Subject: When is a licence non-duplicative? Making licences global.
From: "Chris Yoo" <cyoo@squiz.net>
Date: Tue, 12 Apr 2005 10:22:29 +1000

http://opensource.org/docs/policy/licenseproliferation.php

"From now on, approved licenses must meet three new criteria of being (a)
non-duplicative, (b) clear and understandable, and (c) reusable."

And, with respect to criteria (a) above:

"..The license must not be duplicative. That is, it is up to the submitter
to demonstrate that the license solves a problem not sufficiently addressed
by an existing approved license.
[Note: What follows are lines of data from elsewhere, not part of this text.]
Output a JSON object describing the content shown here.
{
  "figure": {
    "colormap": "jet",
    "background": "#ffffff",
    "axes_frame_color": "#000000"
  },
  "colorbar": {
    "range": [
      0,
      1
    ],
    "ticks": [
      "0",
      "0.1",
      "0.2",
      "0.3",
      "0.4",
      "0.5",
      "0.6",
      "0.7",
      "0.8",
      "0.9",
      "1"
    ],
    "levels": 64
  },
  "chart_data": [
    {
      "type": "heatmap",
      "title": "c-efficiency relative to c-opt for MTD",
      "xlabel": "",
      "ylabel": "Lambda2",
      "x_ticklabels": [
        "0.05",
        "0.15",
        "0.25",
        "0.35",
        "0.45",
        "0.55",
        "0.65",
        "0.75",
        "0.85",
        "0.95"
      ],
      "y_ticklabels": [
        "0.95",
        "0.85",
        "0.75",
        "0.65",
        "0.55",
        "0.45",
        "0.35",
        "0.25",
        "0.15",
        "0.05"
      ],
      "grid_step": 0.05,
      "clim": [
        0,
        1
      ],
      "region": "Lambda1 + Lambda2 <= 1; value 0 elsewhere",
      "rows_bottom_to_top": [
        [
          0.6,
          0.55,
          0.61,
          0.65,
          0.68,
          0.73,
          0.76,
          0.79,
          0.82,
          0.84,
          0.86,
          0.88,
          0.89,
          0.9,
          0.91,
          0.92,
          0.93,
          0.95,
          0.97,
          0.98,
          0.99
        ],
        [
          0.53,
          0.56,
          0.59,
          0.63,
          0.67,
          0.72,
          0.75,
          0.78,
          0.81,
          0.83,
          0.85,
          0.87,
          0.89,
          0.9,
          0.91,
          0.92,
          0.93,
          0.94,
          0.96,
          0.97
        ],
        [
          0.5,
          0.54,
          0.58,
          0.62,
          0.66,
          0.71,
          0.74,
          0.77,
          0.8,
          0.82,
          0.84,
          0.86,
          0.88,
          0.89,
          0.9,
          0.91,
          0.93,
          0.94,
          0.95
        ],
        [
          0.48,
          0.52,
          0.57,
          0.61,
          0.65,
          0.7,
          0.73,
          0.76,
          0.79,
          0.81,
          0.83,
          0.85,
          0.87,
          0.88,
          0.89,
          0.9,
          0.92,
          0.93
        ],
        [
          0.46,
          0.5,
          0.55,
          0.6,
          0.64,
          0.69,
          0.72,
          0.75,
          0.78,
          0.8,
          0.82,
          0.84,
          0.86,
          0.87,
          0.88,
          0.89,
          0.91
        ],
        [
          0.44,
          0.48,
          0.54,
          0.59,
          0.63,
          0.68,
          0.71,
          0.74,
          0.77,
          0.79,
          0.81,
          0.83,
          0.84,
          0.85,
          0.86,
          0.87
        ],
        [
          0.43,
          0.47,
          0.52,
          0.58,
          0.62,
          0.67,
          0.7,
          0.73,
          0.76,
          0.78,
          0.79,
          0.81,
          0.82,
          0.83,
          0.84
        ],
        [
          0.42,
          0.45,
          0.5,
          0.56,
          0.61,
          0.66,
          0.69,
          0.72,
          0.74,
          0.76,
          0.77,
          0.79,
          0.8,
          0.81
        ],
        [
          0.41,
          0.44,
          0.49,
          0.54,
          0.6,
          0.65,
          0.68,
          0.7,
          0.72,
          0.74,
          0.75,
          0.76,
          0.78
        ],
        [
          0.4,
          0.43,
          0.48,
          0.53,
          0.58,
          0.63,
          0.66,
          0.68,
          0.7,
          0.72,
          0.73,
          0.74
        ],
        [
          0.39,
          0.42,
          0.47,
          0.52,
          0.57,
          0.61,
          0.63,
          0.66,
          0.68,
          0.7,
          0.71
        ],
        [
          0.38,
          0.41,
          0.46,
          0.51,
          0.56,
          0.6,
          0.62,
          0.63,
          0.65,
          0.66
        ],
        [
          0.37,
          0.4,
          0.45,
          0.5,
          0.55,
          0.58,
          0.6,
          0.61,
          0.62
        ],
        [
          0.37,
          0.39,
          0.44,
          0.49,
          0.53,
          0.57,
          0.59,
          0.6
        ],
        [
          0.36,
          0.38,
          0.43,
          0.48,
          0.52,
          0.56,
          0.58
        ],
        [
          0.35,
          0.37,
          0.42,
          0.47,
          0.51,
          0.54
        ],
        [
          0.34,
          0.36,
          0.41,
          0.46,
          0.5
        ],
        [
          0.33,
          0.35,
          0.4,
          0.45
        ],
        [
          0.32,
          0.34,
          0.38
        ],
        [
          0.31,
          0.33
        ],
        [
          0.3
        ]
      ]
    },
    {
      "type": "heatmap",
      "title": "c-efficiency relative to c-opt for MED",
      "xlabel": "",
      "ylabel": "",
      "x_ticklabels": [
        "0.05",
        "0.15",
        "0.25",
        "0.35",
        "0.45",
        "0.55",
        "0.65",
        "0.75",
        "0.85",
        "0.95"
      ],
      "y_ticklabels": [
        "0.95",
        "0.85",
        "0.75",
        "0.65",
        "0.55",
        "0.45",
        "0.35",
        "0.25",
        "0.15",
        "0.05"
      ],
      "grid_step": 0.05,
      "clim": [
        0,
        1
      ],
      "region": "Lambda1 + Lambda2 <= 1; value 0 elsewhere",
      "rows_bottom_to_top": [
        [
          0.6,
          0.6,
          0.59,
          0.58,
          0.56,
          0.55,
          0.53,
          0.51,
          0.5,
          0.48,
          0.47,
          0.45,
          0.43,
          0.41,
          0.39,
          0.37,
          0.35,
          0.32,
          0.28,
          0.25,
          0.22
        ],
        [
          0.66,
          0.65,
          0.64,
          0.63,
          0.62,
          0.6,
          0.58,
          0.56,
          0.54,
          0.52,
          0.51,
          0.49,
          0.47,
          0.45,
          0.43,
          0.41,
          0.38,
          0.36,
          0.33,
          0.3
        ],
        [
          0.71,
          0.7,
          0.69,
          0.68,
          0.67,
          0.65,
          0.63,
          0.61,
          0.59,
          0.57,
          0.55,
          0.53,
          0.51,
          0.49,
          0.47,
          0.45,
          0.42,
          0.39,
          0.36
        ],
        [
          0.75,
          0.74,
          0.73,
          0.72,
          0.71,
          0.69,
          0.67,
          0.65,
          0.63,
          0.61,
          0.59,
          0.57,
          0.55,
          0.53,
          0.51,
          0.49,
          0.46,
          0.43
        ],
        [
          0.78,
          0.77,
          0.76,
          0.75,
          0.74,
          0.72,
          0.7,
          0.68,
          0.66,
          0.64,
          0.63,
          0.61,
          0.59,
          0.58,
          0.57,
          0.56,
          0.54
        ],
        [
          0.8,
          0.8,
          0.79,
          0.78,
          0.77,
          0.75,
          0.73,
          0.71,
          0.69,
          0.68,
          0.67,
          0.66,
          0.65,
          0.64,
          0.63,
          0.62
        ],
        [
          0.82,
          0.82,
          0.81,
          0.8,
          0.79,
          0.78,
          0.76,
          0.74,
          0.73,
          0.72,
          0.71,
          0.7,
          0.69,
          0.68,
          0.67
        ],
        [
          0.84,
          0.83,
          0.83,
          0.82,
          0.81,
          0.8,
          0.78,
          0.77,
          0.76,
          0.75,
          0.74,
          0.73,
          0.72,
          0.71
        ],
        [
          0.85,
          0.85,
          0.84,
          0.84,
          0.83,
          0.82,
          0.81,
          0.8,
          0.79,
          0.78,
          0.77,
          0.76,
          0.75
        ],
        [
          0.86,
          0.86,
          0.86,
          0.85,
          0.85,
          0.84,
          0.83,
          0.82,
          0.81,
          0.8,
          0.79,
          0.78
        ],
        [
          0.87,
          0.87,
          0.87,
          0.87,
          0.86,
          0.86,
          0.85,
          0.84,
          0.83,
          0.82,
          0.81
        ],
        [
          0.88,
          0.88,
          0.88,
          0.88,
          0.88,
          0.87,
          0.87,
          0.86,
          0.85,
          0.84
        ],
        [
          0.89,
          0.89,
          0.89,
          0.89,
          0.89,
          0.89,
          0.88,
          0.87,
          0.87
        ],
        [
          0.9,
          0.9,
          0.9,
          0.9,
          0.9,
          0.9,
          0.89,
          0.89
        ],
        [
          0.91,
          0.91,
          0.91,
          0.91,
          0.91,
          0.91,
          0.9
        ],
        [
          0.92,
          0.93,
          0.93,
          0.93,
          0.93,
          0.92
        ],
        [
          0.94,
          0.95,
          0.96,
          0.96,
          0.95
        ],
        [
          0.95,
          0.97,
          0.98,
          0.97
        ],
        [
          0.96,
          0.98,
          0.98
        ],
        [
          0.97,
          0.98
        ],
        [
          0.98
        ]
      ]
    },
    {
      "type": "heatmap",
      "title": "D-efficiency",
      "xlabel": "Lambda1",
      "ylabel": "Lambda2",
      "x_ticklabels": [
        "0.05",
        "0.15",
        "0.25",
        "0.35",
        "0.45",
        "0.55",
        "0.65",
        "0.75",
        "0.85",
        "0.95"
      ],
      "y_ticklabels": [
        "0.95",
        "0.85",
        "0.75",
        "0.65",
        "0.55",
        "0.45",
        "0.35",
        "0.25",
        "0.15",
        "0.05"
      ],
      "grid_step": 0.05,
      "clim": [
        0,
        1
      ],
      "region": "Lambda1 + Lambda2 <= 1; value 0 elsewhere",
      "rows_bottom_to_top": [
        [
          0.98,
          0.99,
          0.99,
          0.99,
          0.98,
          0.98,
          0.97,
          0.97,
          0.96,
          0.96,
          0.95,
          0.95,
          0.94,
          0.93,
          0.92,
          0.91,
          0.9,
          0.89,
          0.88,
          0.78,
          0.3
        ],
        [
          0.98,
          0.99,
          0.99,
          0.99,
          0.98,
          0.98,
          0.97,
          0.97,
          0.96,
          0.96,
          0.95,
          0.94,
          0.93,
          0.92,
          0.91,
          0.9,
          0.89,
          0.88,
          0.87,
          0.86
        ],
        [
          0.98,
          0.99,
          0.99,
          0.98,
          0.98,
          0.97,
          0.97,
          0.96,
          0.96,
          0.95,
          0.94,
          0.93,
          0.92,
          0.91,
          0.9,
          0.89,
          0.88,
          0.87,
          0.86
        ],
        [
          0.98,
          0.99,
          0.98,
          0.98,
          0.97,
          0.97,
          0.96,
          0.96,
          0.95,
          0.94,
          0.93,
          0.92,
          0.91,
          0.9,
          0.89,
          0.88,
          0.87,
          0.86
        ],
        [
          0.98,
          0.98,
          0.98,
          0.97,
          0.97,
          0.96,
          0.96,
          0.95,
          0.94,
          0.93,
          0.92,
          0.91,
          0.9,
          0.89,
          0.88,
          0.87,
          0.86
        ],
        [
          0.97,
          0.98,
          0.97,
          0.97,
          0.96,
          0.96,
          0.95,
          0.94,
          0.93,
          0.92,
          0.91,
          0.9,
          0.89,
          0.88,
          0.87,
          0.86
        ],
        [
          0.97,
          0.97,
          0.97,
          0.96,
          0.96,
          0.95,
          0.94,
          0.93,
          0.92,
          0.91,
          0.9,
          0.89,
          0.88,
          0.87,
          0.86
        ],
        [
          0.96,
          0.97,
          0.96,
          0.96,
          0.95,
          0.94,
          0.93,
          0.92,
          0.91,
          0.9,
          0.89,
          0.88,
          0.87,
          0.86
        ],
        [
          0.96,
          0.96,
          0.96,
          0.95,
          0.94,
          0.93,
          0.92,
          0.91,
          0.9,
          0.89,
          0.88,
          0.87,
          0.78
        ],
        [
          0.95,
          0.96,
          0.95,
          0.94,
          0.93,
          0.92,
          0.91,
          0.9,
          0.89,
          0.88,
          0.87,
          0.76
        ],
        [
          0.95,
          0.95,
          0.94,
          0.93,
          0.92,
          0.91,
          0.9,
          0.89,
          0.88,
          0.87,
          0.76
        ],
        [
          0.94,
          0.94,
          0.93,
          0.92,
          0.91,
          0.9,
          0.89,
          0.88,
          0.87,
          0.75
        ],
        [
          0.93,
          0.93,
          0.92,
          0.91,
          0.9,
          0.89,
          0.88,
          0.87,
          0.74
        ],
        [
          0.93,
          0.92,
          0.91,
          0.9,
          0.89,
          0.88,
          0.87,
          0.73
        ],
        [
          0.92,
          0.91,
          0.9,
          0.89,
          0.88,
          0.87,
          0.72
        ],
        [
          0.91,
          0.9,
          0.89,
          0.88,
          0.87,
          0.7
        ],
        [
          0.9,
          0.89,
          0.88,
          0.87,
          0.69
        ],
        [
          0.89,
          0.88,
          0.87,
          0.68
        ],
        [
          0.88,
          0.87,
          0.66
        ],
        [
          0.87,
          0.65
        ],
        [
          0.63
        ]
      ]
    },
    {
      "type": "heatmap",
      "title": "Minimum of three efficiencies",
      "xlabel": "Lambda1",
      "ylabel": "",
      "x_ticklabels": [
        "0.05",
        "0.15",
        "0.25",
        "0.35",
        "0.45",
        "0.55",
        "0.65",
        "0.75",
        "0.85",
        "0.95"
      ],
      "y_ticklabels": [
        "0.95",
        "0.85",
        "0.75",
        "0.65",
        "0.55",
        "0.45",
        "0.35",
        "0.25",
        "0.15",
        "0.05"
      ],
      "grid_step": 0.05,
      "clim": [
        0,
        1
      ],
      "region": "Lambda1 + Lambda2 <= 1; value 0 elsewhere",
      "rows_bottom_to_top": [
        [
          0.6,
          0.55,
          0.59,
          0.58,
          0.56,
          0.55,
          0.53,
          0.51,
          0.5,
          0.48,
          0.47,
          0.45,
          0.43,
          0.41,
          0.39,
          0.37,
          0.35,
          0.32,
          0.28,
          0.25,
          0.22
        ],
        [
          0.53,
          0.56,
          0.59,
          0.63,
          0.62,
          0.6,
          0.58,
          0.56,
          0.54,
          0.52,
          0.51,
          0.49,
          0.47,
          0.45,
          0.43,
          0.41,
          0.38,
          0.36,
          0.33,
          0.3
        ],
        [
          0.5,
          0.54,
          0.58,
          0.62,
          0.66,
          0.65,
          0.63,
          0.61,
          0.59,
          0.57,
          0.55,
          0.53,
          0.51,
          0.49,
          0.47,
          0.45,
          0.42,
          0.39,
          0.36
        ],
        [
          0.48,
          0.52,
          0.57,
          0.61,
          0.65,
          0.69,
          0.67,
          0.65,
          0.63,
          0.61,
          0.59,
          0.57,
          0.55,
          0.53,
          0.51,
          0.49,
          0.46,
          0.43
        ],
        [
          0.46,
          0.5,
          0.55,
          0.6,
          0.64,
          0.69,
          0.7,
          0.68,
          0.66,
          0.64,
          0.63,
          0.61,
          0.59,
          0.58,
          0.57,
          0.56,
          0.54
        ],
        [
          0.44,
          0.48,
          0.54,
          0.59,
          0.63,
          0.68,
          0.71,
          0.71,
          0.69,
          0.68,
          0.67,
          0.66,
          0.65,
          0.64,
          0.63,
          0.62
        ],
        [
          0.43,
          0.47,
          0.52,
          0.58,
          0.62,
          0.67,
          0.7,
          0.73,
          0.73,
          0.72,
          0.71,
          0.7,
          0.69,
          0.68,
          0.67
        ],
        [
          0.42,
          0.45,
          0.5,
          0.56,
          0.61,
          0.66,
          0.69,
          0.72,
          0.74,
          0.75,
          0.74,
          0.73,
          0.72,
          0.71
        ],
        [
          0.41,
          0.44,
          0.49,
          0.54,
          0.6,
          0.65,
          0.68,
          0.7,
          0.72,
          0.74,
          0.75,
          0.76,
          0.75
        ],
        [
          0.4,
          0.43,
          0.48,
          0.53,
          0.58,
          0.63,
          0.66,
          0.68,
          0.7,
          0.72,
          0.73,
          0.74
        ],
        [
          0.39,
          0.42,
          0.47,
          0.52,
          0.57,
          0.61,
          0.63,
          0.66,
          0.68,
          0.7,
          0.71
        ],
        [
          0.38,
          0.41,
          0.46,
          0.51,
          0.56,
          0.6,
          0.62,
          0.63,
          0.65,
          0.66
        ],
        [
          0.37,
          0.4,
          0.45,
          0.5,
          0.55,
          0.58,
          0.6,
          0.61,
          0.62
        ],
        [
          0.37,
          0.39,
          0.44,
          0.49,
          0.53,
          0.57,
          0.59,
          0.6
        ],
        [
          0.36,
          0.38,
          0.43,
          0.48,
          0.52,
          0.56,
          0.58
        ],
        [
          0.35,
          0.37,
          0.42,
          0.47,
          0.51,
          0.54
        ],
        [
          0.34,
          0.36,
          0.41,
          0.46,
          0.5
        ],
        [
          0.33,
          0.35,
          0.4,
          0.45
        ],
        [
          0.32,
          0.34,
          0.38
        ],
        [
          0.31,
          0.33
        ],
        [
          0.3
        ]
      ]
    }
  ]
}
Approval may be denied to any submitted
license, even a technically OSD- conformant license, if OSI deems it
duplicative."

As a non-US user of open source software, I am encouraged by the OSI's
willingness to address the issue of jurisdiction and choice of law when
'classifying' whether licences are 'preferred' or 'ordinary. However I
assume that prior to such classification the licences must first be
approved, taking into consideration the three new criteria above. 

Would a licence, identical to an already existing (US-based) open source
licence, EXCEPT for issues pertaining to the particular requirements of that
local jurisdiction be non-duplicative? And should such a licence be
duplicative and therefore not eligible for approval by the OSI, how does the
OSI plan to deal with these particular issues? Note that the issue that I
refer to is not neutral choice of law and jurisdiction clauses, but the
actual legal requirements of each jurisdiction.

As an example, if I was to take the MPL and modify the Limitation of
Liability clause to be incomformance with Australian statutory requirements
imposed by the Australian Trade Practices Act which requires , and submitted
it for approval would it be 'non-duplicative'? (I am not seeking an answer
to this example - it is merely illustrative of the above point).

I believe that the 'non-duplicative' critiera requires clarification.